Obliger vos clients à utiliser vos interfaces plutôt que vos implémentations.
En effet, si les deux assemblages se retrouvent chargés dans le
même domaine d’application, le CLR considérera qu’il y a deux modules
différents. En plus d’une perte de performance due au double chargement du même
module, votre domaine d’application contiendra des types avec des noms
similaires. De plus, les champs statiques seront eux aussi dupliqués.
Aussi, plutôt que d’inclure un même module contenant des types
dans deux assemblages différents, nous vous conseillons de créer un assemblage
bibliothèque (.dll) contenant ces types.
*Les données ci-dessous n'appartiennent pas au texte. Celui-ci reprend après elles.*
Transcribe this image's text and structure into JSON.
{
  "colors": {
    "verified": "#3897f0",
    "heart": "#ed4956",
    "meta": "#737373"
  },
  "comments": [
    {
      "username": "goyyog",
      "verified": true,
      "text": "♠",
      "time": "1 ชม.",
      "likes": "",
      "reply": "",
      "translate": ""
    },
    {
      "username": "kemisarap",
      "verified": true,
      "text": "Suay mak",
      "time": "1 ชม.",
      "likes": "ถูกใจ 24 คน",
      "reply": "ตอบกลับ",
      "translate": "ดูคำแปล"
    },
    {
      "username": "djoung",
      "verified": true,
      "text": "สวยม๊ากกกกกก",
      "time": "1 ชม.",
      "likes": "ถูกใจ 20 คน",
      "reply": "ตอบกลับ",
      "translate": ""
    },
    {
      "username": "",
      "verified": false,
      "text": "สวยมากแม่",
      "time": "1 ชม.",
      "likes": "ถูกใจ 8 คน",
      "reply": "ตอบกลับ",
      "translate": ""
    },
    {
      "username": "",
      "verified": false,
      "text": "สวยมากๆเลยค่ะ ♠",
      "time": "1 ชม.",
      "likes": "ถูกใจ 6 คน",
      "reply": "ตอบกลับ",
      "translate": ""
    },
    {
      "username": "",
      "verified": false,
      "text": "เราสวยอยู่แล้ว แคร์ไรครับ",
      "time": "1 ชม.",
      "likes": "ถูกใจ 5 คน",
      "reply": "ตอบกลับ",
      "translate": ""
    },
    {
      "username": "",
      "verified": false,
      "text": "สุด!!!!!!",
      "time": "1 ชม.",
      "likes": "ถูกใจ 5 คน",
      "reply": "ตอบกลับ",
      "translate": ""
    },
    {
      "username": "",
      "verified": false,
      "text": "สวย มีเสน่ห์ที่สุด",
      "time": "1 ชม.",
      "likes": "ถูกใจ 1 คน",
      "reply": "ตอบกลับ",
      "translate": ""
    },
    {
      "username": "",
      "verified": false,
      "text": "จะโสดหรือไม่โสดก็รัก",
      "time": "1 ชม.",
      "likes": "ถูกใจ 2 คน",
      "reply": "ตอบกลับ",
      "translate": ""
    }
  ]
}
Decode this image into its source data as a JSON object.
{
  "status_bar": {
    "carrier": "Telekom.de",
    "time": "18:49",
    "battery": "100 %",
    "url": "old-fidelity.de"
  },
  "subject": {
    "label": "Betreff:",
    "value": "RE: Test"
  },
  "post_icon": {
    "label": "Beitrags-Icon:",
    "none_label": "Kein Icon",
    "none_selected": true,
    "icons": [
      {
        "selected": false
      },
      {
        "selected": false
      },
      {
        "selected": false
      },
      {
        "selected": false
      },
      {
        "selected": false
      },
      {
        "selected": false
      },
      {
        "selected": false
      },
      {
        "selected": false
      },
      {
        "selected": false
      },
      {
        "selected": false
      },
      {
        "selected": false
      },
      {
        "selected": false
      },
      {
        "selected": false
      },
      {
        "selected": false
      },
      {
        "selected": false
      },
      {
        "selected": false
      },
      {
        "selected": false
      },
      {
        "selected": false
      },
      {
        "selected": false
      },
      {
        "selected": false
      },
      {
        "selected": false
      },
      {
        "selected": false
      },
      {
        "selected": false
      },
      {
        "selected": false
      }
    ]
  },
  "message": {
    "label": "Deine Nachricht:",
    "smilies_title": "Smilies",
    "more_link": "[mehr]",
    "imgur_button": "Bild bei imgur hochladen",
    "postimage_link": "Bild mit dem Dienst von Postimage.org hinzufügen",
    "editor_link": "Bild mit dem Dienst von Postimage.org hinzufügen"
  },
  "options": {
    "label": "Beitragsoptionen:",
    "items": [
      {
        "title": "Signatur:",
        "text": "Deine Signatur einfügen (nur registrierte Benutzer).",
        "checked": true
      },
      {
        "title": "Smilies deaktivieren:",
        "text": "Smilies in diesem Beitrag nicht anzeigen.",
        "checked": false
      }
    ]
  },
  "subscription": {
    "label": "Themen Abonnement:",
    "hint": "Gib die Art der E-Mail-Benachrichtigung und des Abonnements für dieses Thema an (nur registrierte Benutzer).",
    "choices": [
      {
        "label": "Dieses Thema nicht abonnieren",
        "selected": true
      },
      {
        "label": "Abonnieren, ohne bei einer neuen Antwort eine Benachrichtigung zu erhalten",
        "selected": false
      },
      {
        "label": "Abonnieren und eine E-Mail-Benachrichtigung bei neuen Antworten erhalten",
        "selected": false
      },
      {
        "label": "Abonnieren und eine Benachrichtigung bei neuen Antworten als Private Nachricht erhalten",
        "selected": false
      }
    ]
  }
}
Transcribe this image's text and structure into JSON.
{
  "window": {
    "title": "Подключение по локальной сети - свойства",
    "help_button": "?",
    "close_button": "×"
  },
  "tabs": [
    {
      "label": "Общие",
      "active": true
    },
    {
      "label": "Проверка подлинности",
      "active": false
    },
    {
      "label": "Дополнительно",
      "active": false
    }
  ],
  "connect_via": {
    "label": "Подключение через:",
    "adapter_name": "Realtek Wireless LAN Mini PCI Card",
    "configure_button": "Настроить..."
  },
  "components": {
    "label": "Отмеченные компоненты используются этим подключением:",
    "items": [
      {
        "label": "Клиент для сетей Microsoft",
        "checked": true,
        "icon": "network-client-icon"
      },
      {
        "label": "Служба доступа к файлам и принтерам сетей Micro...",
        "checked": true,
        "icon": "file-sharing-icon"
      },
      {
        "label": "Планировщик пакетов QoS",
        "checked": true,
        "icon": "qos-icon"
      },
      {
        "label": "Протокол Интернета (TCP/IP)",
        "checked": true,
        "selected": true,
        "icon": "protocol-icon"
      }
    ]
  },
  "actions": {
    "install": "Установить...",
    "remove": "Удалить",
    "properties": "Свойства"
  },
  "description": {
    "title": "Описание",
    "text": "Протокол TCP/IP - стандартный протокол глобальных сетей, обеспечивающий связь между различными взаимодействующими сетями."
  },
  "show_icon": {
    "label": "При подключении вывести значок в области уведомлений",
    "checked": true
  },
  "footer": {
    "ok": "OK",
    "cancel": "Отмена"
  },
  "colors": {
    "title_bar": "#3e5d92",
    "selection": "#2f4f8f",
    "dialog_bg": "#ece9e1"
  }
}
Cet assemblage bibliothèque doit, bien
entendu, être référencé à la compilation par les deux assemblages qui
consomment ces types.
Puisque les membres privés
d’une classe A ne sont accessibles qu’au sein de la classe, cela signifie
qu’une instance I1 de la classe A peut accéder aux membres privés d’une
instance I2 de la classe A. Soyez conscient de cette possibilité. En effet ceci
n’a rien de logique et découle d’un choix arbitraire fait lors de la
spécification du langage C#. Ce choix, qui est aussi appliqué en C++ et en
Java, n’est pas forcément le même dans d’autres langages orientés objet (par exemple dans SmallTalk).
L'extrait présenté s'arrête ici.